The phone calls led police to investigate the wooded areas around Twin Hills Park, but they did not find evidence of an encampment in the area. Investigators also searched two other areas in the city that were rumored to be possible locations, but no homeless children were found at either location.
Investigator Ralph Garrett, who worked on the case, said he spoke with neighbors and church members, but could find no evidence to substantiate the claims of a large group of homeless teens.
“There isn’t even enough room in those woods for 60 kids,” Garrett said, referring to the wooded area to the east of Twin Hills Park.
If it was Townsend’s sermon that sparked the rumors, he said it was not his intention. Townsend said he had not been to the alleged location and had not personally seen a large group of homeless teenagers.
“There are kids that sleep in the woods,” Townsend said. “Have I gone and looked for them? Nope, I have not. But I’ve heard so many times about that, that there are kids that are in the woods.”
Townsend said he was made aware of the large number of homeless teens in Crestview by Rosa Rivera, who runs a non-profit called the Belief Foundation. The foundation provides mentoring and educational programs for at-risk, school-age children. But Townsend clarified that the homeless teens were not living in one wooded location together.

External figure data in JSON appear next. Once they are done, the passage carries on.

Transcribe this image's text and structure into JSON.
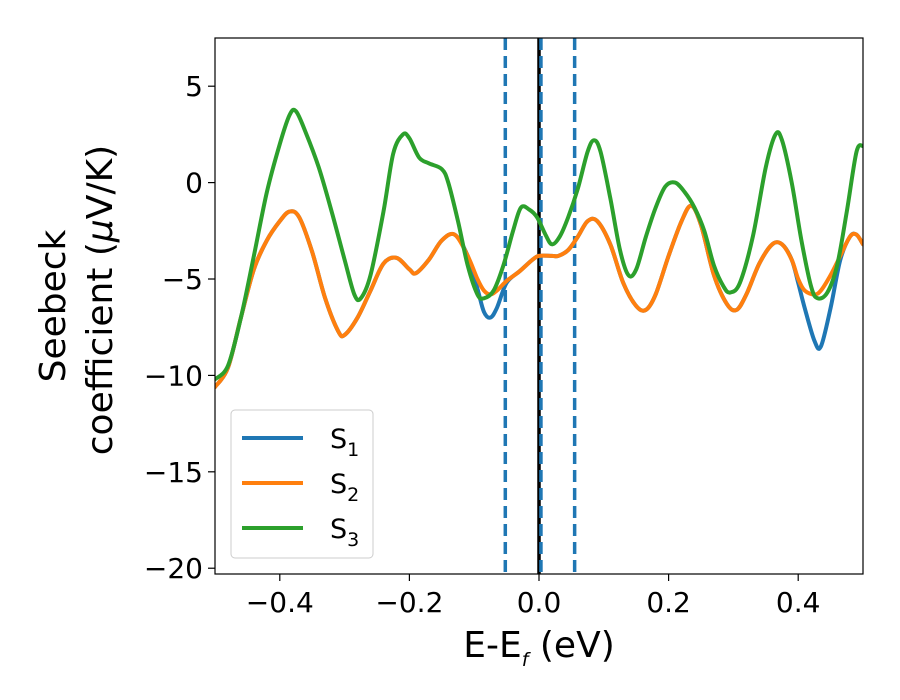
{
  "chart_data": {
    "type": "line",
    "xlabel_main": "E-E",
    "xlabel_sub": "f",
    "xlabel_unit": " (eV)",
    "ylabel_line1": "Seebeck",
    "ylabel_line2": "coefficient  (",
    "ylabel_mu": "μ",
    "ylabel_unit": "V/K)",
    "xlim": [
      -0.5,
      0.5
    ],
    "ylim": [
      -20.3,
      7.5
    ],
    "x_ticks": [
      -0.4,
      -0.2,
      0.0,
      0.2,
      0.4
    ],
    "x_tick_labels": [
      "−0.4",
      "−0.2",
      "0.0",
      "0.2",
      "0.4"
    ],
    "y_ticks": [
      5,
      0,
      -5,
      -10,
      -15,
      -20
    ],
    "y_tick_labels": [
      "5",
      "0",
      "−5",
      "−10",
      "−15",
      "−20"
    ],
    "vertical_lines": [
      {
        "x": -0.052,
        "style": "dashed",
        "color": "#1f77b4"
      },
      {
        "x": 0.0,
        "style": "solid",
        "color": "#000000"
      },
      {
        "x": 0.003,
        "style": "dashed",
        "color": "#1f77b4"
      },
      {
        "x": 0.055,
        "style": "dashed",
        "color": "#1f77b4"
      }
    ],
    "legend_position": "lower-left",
    "series": [
      {
        "name": "S",
        "subscript": "1",
        "color": "#1f77b4",
        "points": [
          [
            -0.5,
            -10.6
          ],
          [
            -0.48,
            -9.6
          ],
          [
            -0.46,
            -7.0
          ],
          [
            -0.44,
            -4.5
          ],
          [
            -0.42,
            -3.0
          ],
          [
            -0.4,
            -2.0
          ],
          [
            -0.385,
            -1.5
          ],
          [
            -0.37,
            -1.8
          ],
          [
            -0.35,
            -3.6
          ],
          [
            -0.33,
            -6.0
          ],
          [
            -0.31,
            -7.7
          ],
          [
            -0.3,
            -7.9
          ],
          [
            -0.28,
            -7.0
          ],
          [
            -0.26,
            -5.6
          ],
          [
            -0.24,
            -4.2
          ],
          [
            -0.22,
            -3.9
          ],
          [
            -0.2,
            -4.5
          ],
          [
            -0.19,
            -4.7
          ],
          [
            -0.17,
            -4.0
          ],
          [
            -0.15,
            -3.0
          ],
          [
            -0.13,
            -2.7
          ],
          [
            -0.11,
            -3.8
          ],
          [
            -0.095,
            -5.5
          ],
          [
            -0.085,
            -6.7
          ],
          [
            -0.075,
            -7.0
          ],
          [
            -0.065,
            -6.5
          ],
          [
            -0.05,
            -5.2
          ],
          [
            -0.03,
            -4.6
          ],
          [
            -0.01,
            -4.0
          ],
          [
            0.0,
            -3.8
          ],
          [
            0.02,
            -3.8
          ],
          [
            0.03,
            -3.8
          ],
          [
            0.045,
            -3.5
          ],
          [
            0.06,
            -2.8
          ],
          [
            0.075,
            -2.0
          ],
          [
            0.09,
            -2.0
          ],
          [
            0.11,
            -3.2
          ],
          [
            0.13,
            -5.2
          ],
          [
            0.15,
            -6.4
          ],
          [
            0.165,
            -6.6
          ],
          [
            0.18,
            -5.8
          ],
          [
            0.2,
            -3.8
          ],
          [
            0.22,
            -2.0
          ],
          [
            0.235,
            -1.2
          ],
          [
            0.25,
            -2.2
          ],
          [
            0.27,
            -4.8
          ],
          [
            0.29,
            -6.3
          ],
          [
            0.305,
            -6.6
          ],
          [
            0.32,
            -5.8
          ],
          [
            0.34,
            -4.2
          ],
          [
            0.36,
            -3.2
          ],
          [
            0.375,
            -3.2
          ],
          [
            0.39,
            -4.0
          ],
          [
            0.4,
            -5.2
          ],
          [
            0.41,
            -6.5
          ],
          [
            0.425,
            -8.2
          ],
          [
            0.435,
            -8.5
          ],
          [
            0.45,
            -6.5
          ],
          [
            0.465,
            -4.0
          ],
          [
            0.48,
            -2.8
          ],
          [
            0.49,
            -2.7
          ],
          [
            0.5,
            -3.2
          ]
        ]
      },
      {
        "name": "S",
        "subscript": "2",
        "color": "#ff7f0e",
        "points": [
          [
            -0.5,
            -10.6
          ],
          [
            -0.48,
            -9.6
          ],
          [
            -0.46,
            -7.0
          ],
          [
            -0.44,
            -4.5
          ],
          [
            -0.42,
            -3.0
          ],
          [
            -0.4,
            -2.0
          ],
          [
            -0.385,
            -1.5
          ],
          [
            -0.37,
            -1.8
          ],
          [
            -0.35,
            -3.6
          ],
          [
            -0.33,
            -6.0
          ],
          [
            -0.31,
            -7.7
          ],
          [
            -0.3,
            -7.9
          ],
          [
            -0.28,
            -7.0
          ],
          [
            -0.26,
            -5.6
          ],
          [
            -0.24,
            -4.2
          ],
          [
            -0.22,
            -3.9
          ],
          [
            -0.2,
            -4.5
          ],
          [
            -0.19,
            -4.7
          ],
          [
            -0.17,
            -4.0
          ],
          [
            -0.15,
            -3.0
          ],
          [
            -0.13,
            -2.7
          ],
          [
            -0.11,
            -3.8
          ],
          [
            -0.095,
            -5.0
          ],
          [
            -0.085,
            -5.6
          ],
          [
            -0.075,
            -5.8
          ],
          [
            -0.065,
            -5.6
          ],
          [
            -0.05,
            -5.1
          ],
          [
            -0.03,
            -4.6
          ],
          [
            -0.01,
            -4.0
          ],
          [
            0.0,
            -3.8
          ],
          [
            0.02,
            -3.8
          ],
          [
            0.03,
            -3.8
          ],
          [
            0.045,
            -3.5
          ],
          [
            0.06,
            -2.8
          ],
          [
            0.075,
            -2.0
          ],
          [
            0.09,
            -2.0
          ],
          [
            0.11,
            -3.2
          ],
          [
            0.13,
            -5.2
          ],
          [
            0.15,
            -6.4
          ],
          [
            0.165,
            -6.6
          ],
          [
            0.18,
            -5.8
          ],
          [
            0.2,
            -3.8
          ],
          [
            0.22,
            -2.0
          ],
          [
            0.235,
            -1.2
          ],
          [
            0.25,
            -2.2
          ],
          [
            0.27,
            -4.8
          ],
          [
            0.29,
            -6.3
          ],
          [
            0.305,
            -6.6
          ],
          [
            0.32,
            -5.8
          ],
          [
            0.34,
            -4.2
          ],
          [
            0.36,
            -3.2
          ],
          [
            0.375,
            -3.2
          ],
          [
            0.39,
            -4.0
          ],
          [
            0.4,
            -5.0
          ],
          [
            0.41,
            -5.6
          ],
          [
            0.425,
            -5.8
          ],
          [
            0.435,
            -5.6
          ],
          [
            0.45,
            -4.8
          ],
          [
            0.465,
            -3.8
          ],
          [
            0.48,
            -2.8
          ],
          [
            0.49,
            -2.7
          ],
          [
            0.5,
            -3.2
          ]
        ]
      },
      {
        "name": "S",
        "subscript": "3",
        "color": "#2ca02c",
        "points": [
          [
            -0.5,
            -10.2
          ],
          [
            -0.48,
            -9.5
          ],
          [
            -0.46,
            -7.0
          ],
          [
            -0.44,
            -3.8
          ],
          [
            -0.42,
            -0.5
          ],
          [
            -0.4,
            2.0
          ],
          [
            -0.385,
            3.5
          ],
          [
            -0.375,
            3.7
          ],
          [
            -0.36,
            2.6
          ],
          [
            -0.34,
            0.8
          ],
          [
            -0.32,
            -1.5
          ],
          [
            -0.3,
            -4.0
          ],
          [
            -0.285,
            -5.8
          ],
          [
            -0.275,
            -6.0
          ],
          [
            -0.26,
            -4.8
          ],
          [
            -0.24,
            -1.5
          ],
          [
            -0.225,
            1.5
          ],
          [
            -0.21,
            2.5
          ],
          [
            -0.2,
            2.3
          ],
          [
            -0.185,
            1.3
          ],
          [
            -0.17,
            1.0
          ],
          [
            -0.15,
            0.7
          ],
          [
            -0.14,
            0.0
          ],
          [
            -0.125,
            -2.0
          ],
          [
            -0.11,
            -4.3
          ],
          [
            -0.095,
            -5.8
          ],
          [
            -0.085,
            -6.0
          ],
          [
            -0.07,
            -5.6
          ],
          [
            -0.055,
            -4.3
          ],
          [
            -0.04,
            -2.5
          ],
          [
            -0.028,
            -1.3
          ],
          [
            -0.015,
            -1.4
          ],
          [
            -0.003,
            -1.8
          ],
          [
            0.01,
            -2.7
          ],
          [
            0.02,
            -3.2
          ],
          [
            0.032,
            -2.8
          ],
          [
            0.045,
            -1.8
          ],
          [
            0.06,
            -0.3
          ],
          [
            0.075,
            1.6
          ],
          [
            0.085,
            2.2
          ],
          [
            0.095,
            1.6
          ],
          [
            0.11,
            -0.8
          ],
          [
            0.125,
            -3.5
          ],
          [
            0.138,
            -4.8
          ],
          [
            0.15,
            -4.5
          ],
          [
            0.165,
            -2.8
          ],
          [
            0.18,
            -1.3
          ],
          [
            0.195,
            -0.2
          ],
          [
            0.21,
            0.0
          ],
          [
            0.225,
            -0.5
          ],
          [
            0.24,
            -1.3
          ],
          [
            0.255,
            -2.5
          ],
          [
            0.27,
            -4.3
          ],
          [
            0.285,
            -5.4
          ],
          [
            0.295,
            -5.7
          ],
          [
            0.31,
            -5.2
          ],
          [
            0.33,
            -2.8
          ],
          [
            0.35,
            0.8
          ],
          [
            0.365,
            2.5
          ],
          [
            0.375,
            2.2
          ],
          [
            0.39,
            0.0
          ],
          [
            0.405,
            -3.0
          ],
          [
            0.42,
            -5.4
          ],
          [
            0.43,
            -6.0
          ],
          [
            0.445,
            -5.7
          ],
          [
            0.46,
            -4.3
          ],
          [
            0.475,
            -1.5
          ],
          [
            0.49,
            1.6
          ],
          [
            0.5,
            1.9
          ]
        ]
      }
    ]
  }
}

“My first day as the official lead pastor for the Crestview campus, these children come to be made aware to us,” Townsend said. “The whole kids only in the woods, I’m not real sure how that got started, with them only in the woods, because certainly they’re not only in the woods.”
One fact that this situation has made clear is that everyone involved, from Crestview Police Department to the churches and non-profits in the area to concerned citizens, all take the issue of homeless teens seriously.
The Summit is working with the Belief Foundation to provide food for the at-risk youths served by the foundation. The church also plans to try to open a group home for homeless children, though they are not actively accepting donations for that cause at this time, according to Townsend.
“If you want to give something at all, you can give financially for us to feed (at-risk kids) at the Belief Foundation Monday through Thursday,” Townsend said.
While no large groups of homeless teens have been discovered in the city, Investigator Garrett urged anyone with concrete information on the location of such a group to come forward.